Robby pulls his husband in for a kiss and the stay there for a moment just embracing each other in the dimming fluorescent light of the old restaurant. Gene's head resting on bobbys broad shoulders."Genie, I love you more than anything in the world, and there's no one I would rather drink beer and eat Cheeseburgers with."

"I love you too, big tex and there's no one I would rather share my awful drunk pickup lines with." Gene looks up at his husband with pleading puppy dog eyes.

Rob sighs,"Fine, but just one before we leave."

"Those hands are like a card game in Texas, cuz I wanna holdem." Gene grinned ear to ear.

"I give it 8/10."

"Ooh that's a new high, I'm gonna think of some more on the way. C'mon let's call an Uber. I think Andy and Ollie are driving tonight and they argue about twin stuff the whole trip.
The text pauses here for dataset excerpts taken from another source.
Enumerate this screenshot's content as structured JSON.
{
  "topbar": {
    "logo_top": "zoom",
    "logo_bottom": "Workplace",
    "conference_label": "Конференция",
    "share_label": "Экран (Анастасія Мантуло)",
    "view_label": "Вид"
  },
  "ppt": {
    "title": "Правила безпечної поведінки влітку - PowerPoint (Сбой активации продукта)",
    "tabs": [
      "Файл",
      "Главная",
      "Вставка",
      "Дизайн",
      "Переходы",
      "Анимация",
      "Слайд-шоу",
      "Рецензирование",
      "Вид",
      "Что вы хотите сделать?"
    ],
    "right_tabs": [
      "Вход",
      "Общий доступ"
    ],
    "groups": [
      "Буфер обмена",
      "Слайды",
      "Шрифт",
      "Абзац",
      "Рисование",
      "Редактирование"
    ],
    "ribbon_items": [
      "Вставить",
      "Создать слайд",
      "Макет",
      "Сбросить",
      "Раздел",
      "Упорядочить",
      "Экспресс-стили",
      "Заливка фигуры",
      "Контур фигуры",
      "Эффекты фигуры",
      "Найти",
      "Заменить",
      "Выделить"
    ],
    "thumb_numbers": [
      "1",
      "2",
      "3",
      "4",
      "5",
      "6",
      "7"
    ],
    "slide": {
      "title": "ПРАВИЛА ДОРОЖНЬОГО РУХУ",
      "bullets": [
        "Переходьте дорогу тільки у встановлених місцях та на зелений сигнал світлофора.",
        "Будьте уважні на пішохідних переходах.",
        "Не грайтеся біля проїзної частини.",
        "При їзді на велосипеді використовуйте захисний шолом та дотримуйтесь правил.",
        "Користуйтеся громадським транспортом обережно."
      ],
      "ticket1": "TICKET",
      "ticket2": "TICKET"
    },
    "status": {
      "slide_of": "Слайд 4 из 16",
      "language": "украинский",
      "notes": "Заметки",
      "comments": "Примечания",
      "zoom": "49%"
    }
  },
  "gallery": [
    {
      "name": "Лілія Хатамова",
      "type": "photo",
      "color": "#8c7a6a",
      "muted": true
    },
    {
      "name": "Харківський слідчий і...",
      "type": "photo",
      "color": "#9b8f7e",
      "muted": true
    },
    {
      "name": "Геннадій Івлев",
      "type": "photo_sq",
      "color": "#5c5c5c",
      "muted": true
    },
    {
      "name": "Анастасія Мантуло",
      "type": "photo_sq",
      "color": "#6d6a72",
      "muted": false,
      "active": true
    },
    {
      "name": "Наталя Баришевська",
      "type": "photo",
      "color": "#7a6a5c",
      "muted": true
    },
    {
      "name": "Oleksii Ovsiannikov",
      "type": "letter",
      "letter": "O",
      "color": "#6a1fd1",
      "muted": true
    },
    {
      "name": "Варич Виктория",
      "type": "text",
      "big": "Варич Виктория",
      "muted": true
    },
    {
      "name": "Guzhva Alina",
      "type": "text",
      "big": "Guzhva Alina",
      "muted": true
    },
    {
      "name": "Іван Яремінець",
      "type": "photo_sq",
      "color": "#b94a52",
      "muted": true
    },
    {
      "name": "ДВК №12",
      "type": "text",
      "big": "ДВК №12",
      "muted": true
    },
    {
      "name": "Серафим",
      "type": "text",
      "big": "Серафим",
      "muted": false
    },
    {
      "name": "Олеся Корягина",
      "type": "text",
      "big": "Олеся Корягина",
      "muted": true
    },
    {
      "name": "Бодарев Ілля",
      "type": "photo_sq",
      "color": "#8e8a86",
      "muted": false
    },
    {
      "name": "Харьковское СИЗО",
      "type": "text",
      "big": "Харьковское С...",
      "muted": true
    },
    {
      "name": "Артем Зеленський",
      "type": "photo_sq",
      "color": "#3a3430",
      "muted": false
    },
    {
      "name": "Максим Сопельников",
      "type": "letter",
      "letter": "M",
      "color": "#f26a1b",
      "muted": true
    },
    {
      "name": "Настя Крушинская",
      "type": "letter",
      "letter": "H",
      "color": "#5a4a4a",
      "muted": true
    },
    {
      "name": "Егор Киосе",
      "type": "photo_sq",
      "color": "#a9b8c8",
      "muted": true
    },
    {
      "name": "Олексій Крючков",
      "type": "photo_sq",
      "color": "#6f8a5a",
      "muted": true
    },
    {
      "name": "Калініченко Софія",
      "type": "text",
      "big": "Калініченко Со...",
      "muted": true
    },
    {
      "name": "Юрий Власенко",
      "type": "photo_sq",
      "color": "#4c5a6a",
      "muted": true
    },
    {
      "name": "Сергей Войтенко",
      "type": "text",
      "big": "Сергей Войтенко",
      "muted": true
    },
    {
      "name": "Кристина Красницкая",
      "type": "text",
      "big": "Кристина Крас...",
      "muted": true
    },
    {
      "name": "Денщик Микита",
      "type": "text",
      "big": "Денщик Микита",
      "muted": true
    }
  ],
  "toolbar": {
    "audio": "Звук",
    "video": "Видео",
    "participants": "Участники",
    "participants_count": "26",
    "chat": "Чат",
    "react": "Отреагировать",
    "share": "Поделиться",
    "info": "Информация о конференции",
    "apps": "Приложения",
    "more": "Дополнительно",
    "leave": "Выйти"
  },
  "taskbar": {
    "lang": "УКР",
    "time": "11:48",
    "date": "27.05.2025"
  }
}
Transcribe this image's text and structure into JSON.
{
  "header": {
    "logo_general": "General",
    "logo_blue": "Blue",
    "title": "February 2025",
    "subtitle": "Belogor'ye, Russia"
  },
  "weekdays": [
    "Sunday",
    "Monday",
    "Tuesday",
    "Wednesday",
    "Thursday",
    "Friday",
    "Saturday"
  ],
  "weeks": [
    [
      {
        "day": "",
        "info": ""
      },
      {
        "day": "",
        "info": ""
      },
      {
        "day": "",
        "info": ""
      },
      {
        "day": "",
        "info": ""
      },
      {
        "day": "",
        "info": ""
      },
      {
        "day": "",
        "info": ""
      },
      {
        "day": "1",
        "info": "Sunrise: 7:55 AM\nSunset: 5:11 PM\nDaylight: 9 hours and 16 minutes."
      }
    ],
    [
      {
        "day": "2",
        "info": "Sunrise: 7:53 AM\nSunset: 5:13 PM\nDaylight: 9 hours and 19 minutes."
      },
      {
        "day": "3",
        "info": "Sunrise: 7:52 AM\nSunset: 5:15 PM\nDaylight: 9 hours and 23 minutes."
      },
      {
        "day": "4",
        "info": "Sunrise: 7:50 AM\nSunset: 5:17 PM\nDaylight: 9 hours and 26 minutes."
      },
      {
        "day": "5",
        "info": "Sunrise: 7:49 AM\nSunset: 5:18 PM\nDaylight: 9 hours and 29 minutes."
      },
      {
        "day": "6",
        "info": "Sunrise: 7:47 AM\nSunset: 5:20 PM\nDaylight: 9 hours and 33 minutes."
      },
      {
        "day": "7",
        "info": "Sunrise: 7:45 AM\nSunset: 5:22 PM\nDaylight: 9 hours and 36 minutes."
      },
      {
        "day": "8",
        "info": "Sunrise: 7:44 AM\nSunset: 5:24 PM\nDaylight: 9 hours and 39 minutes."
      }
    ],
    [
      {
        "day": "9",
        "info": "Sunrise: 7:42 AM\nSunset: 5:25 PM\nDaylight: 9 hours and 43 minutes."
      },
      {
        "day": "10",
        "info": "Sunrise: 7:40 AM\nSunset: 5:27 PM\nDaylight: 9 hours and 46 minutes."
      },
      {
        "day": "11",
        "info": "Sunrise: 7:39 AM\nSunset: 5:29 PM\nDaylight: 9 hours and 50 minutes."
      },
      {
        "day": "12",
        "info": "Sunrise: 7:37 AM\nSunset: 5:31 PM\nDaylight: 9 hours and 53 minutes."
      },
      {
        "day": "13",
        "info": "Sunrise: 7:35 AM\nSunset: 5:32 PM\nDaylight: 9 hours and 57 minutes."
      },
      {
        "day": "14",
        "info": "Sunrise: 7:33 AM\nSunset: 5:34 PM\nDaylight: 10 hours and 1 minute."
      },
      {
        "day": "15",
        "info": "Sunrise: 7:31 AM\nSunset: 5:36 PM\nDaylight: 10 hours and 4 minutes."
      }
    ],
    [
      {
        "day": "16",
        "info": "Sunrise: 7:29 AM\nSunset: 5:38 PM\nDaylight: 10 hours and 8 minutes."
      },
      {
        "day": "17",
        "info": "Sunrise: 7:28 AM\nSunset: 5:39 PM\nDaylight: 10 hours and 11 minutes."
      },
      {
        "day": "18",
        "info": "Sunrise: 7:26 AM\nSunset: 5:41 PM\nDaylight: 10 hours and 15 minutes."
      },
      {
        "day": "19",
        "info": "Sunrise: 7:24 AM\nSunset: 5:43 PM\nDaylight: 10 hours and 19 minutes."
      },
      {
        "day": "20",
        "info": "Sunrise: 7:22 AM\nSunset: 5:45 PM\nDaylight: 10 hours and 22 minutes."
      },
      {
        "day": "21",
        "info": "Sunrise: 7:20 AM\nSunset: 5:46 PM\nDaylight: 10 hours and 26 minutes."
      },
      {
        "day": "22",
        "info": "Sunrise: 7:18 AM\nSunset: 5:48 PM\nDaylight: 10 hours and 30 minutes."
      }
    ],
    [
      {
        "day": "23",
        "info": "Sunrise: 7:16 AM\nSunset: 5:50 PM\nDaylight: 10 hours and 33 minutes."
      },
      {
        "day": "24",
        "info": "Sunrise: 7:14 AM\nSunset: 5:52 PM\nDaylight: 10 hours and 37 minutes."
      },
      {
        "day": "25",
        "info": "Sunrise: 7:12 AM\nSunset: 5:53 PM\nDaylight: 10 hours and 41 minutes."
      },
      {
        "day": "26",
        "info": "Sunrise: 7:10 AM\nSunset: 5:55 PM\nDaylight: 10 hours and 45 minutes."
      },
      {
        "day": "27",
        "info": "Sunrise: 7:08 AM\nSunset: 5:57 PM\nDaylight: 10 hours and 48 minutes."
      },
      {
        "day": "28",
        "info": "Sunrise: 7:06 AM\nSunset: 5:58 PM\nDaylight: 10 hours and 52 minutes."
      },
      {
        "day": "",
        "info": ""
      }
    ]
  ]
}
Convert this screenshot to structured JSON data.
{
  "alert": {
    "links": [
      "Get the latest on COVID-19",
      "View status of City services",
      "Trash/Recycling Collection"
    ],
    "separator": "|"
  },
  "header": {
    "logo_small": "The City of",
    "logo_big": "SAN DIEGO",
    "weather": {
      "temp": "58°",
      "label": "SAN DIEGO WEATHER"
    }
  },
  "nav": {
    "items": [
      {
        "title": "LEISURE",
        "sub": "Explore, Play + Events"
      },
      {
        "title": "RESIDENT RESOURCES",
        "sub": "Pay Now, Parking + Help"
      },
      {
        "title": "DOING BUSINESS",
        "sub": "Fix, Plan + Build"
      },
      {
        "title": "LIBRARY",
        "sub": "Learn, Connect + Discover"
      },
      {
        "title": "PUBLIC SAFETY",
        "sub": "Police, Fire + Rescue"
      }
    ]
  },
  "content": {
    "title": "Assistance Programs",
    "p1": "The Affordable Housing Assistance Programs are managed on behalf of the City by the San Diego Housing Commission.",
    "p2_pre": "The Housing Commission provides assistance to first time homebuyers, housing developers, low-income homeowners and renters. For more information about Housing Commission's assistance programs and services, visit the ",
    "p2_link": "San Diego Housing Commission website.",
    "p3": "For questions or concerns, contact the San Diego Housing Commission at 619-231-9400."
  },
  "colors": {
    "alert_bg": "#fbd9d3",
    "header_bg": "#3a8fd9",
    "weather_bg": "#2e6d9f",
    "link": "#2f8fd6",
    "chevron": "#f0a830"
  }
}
I dream of the day they finally stop the car and slap fight in the street."

"You know what I dream of?" Rob interjects slyly.

Gene thinks for a moment."That they'll bring back that rib eating challenge at Sugarfoots BBQ?"

"Well…that too I guess, but mostly I dream of Genie"

Gene feigned a gasp "Turnabout huh? 9/10, very well played."

Robby laughs, holding open the front door for his husband. "This is gonna be a weird night."

"Every night with us is." Gene smiles. "As a matter of fact when we get to the club I'm gonna get you a Wunderdog."

Rob scrunches up his face in concern.

"What in god's name is a Wunderdog?"

"A cocktail with a cocktail weenie in it!"

"Well now you're speaking my language." Robby turns off the lights and locks the door to the restaurant as they head out into the night for a couple more drinks.